Review Your Finances and Spending Habits
Diapers, formula, clothes and well-baby doctor visits will run a few hundred dollars a month. Add what you already spend on housing, groceries, utilities, transportation and healthcare. To help determine if you can afford to have one parent stay home, develop two budgets: one assuming both parents working and one with one income earner.
Remember to factor in saving for emergencies, retirement and education. Evaluate the costs of converting a wage earner to a stay-at-home caregiver by comparing actual expenses for working (childcare, commuting, parking, lunches out, clothing, etc.) against what you can save by staying at home (lower transportation costs, fewer restaurant meals, etc.). Take into account your work schedule, location, job stress and desire to work vs. staying at home.
If you both are returning to work, a big line item will be childcare. The average cost of daycare in the U.S. is just under $12,000 per year, according to the National Association of Child Care Resource and Referral Agencies. Live-in nannies can easily double this expense.
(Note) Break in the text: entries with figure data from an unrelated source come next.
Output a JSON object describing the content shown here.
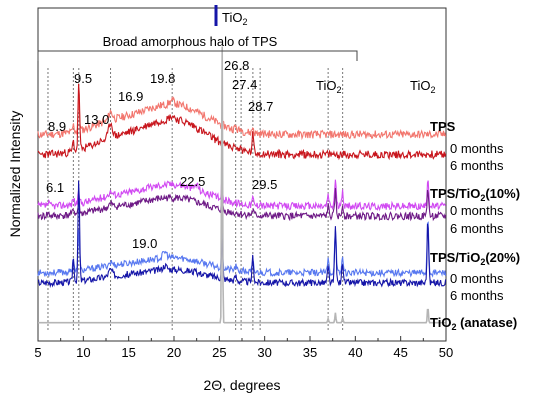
{
  "chart_data": {
    "type": "line",
    "xlabel": "2Θ, degrees",
    "ylabel": "Normalized Intensity",
    "xlim": [
      5,
      50
    ],
    "x_ticks": [
      5,
      10,
      15,
      20,
      25,
      30,
      35,
      40,
      45,
      50
    ],
    "y_ticks_labeled": false,
    "grid": false,
    "annotations": {
      "halo": "Broad amorphous halo of TPS",
      "tio2_top": "TiO",
      "tio2_mid": "TiO",
      "tio2_right": "TiO",
      "tio2_sub": "2",
      "peaks": [
        "8.9",
        "9.5",
        "13.0",
        "16.9",
        "19.8",
        "26.8",
        "27.4",
        "28.7",
        "6.1",
        "22.5",
        "29.5",
        "19.0"
      ]
    },
    "group_labels": {
      "tps": "TPS",
      "tps10_a": "TPS/TiO",
      "tps10_sub": "2",
      "tps10_b": "(10%)",
      "tps20_a": "TPS/TiO",
      "tps20_sub": "2",
      "tps20_b": "(20%)",
      "anatase_a": "TiO",
      "anatase_sub": "2",
      "anatase_b": " (anatase)"
    },
    "series": [
      {
        "name": "0 months",
        "group": "TPS",
        "color": "#f2766e",
        "baseline": 0.62,
        "halo": 0.09,
        "noise": 0.012,
        "seed": 11,
        "peaks": [
          [
            8.9,
            0.02,
            0.12
          ],
          [
            9.5,
            0.09,
            0.12
          ],
          [
            13.0,
            0.025,
            0.3
          ],
          [
            19.8,
            0.01,
            0.4
          ],
          [
            26.8,
            0.01,
            0.12
          ],
          [
            27.4,
            0.008,
            0.12
          ],
          [
            28.7,
            0.018,
            0.12
          ]
        ]
      },
      {
        "name": "6 months",
        "group": "TPS",
        "color": "#c8161d",
        "baseline": 0.56,
        "halo": 0.105,
        "noise": 0.012,
        "seed": 23,
        "peaks": [
          [
            8.9,
            0.03,
            0.12
          ],
          [
            9.5,
            0.21,
            0.12
          ],
          [
            13.0,
            0.045,
            0.3
          ],
          [
            19.8,
            0.01,
            0.4
          ],
          [
            26.8,
            0.015,
            0.12
          ],
          [
            27.4,
            0.012,
            0.12
          ],
          [
            28.7,
            0.055,
            0.12
          ]
        ]
      },
      {
        "name": "0 months",
        "group": "TPS/TiO2(10%)",
        "color": "#d14af2",
        "baseline": 0.405,
        "halo": 0.065,
        "noise": 0.011,
        "seed": 37,
        "peaks": [
          [
            6.1,
            0.008,
            0.2
          ],
          [
            8.9,
            0.02,
            0.12
          ],
          [
            9.5,
            0.03,
            0.12
          ],
          [
            13.0,
            0.012,
            0.3
          ],
          [
            22.5,
            0.015,
            0.3
          ],
          [
            25.3,
            0.05,
            0.1
          ],
          [
            28.7,
            0.02,
            0.12
          ],
          [
            29.5,
            0.012,
            0.12
          ],
          [
            37.0,
            0.035,
            0.12
          ],
          [
            37.8,
            0.085,
            0.12
          ],
          [
            38.6,
            0.04,
            0.12
          ],
          [
            48.0,
            0.09,
            0.12
          ]
        ]
      },
      {
        "name": "6 months",
        "group": "TPS/TiO2(10%)",
        "color": "#6e1a86",
        "baseline": 0.375,
        "halo": 0.055,
        "noise": 0.011,
        "seed": 41,
        "peaks": [
          [
            6.1,
            0.008,
            0.2
          ],
          [
            8.9,
            0.02,
            0.12
          ],
          [
            9.5,
            0.035,
            0.12
          ],
          [
            13.0,
            0.01,
            0.3
          ],
          [
            25.3,
            0.045,
            0.1
          ],
          [
            28.7,
            0.015,
            0.12
          ],
          [
            37.0,
            0.03,
            0.12
          ],
          [
            37.8,
            0.075,
            0.12
          ],
          [
            38.6,
            0.035,
            0.12
          ],
          [
            48.0,
            0.085,
            0.12
          ]
        ]
      },
      {
        "name": "0 months",
        "group": "TPS/TiO2(20%)",
        "color": "#5878f0",
        "baseline": 0.205,
        "halo": 0.045,
        "noise": 0.01,
        "seed": 53,
        "peaks": [
          [
            8.9,
            0.04,
            0.12
          ],
          [
            9.5,
            0.12,
            0.12
          ],
          [
            13.0,
            0.01,
            0.3
          ],
          [
            19.0,
            0.018,
            0.3
          ],
          [
            25.3,
            0.1,
            0.1
          ],
          [
            26.8,
            0.012,
            0.12
          ],
          [
            28.7,
            0.03,
            0.12
          ],
          [
            37.0,
            0.04,
            0.12
          ],
          [
            37.8,
            0.14,
            0.12
          ],
          [
            38.6,
            0.05,
            0.12
          ],
          [
            48.0,
            0.17,
            0.12
          ]
        ]
      },
      {
        "name": "6 months",
        "group": "TPS/TiO2(20%)",
        "color": "#1515a8",
        "baseline": 0.175,
        "halo": 0.04,
        "noise": 0.01,
        "seed": 67,
        "peaks": [
          [
            8.9,
            0.07,
            0.12
          ],
          [
            9.5,
            0.31,
            0.12
          ],
          [
            13.0,
            0.02,
            0.3
          ],
          [
            19.0,
            0.012,
            0.3
          ],
          [
            25.3,
            0.12,
            0.1
          ],
          [
            26.8,
            0.015,
            0.12
          ],
          [
            28.7,
            0.08,
            0.12
          ],
          [
            37.0,
            0.045,
            0.12
          ],
          [
            37.8,
            0.16,
            0.12
          ],
          [
            38.6,
            0.06,
            0.12
          ],
          [
            48.0,
            0.19,
            0.12
          ]
        ]
      },
      {
        "name": "TiO2 (anatase)",
        "group": "TiO2 (anatase)",
        "color": "#b5b5b5",
        "baseline": 0.055,
        "halo": 0.0,
        "noise": 0.0,
        "seed": 71,
        "peaks": [
          [
            25.3,
            0.9,
            0.07
          ],
          [
            37.0,
            0.012,
            0.08
          ],
          [
            37.8,
            0.03,
            0.08
          ],
          [
            38.6,
            0.014,
            0.08
          ],
          [
            48.0,
            0.05,
            0.08
          ]
        ]
      }
    ],
    "dotted_guides": [
      8.9,
      9.5,
      13.0,
      19.8,
      26.8,
      27.4,
      28.7,
      6.1,
      29.5,
      37.0,
      38.6
    ]
  }
}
If you are your spouse quits work to stay at home, you won’t have childcare expenses, but, of course, you’ll lose the second income. Practice living on one wage before your baby arrives to test your budget. Remember, staying at home is not cheap, either. Utility and grocery costs will be higher. Also, many stay-at-home parents seek classes and outings with other parents to break up the monotony.
Be sure to recognize nonfinancial conveniences as well, such as the stay-at-home parent being able to handle healthcare provider visits and health emergencies more quickly than a parent working away from home.
Who Will Be Minding Your Child?
Deciding whether your child will be cared for at a daycare center or by a nanny or au pair is not only an emotional choice, but a financial one as well. Weigh the costs, convenience and your comfort level with various quality childcare options. Are family members or friends available to help? Find out if your employer offers a dependent-care flexible spending account. This allows you to set aside up to $5,000 a year of pre-tax income for childcare while you or your spouse work, look for work or attendant school full time. However, if your household income is less than $43,000, you may save more money electing for the dependent-care credit on your income tax return. Consult a tax advisor to see which option is best for you.
Ask your employer if you can work remotely. If this isn’t an option and you are anxious about potentially losing employment skills, consider freelance projects, consulting or volunteering in your field. Also, stay connected to your peers via social media platforms.
Staying at home or returning to work doesn’t have to be a permanent choice. If what you’re doing doesn’t work for you and your family (not just financially — you may not feel intellectually stimulated staying at home, for example), you can always make adjustments as needed.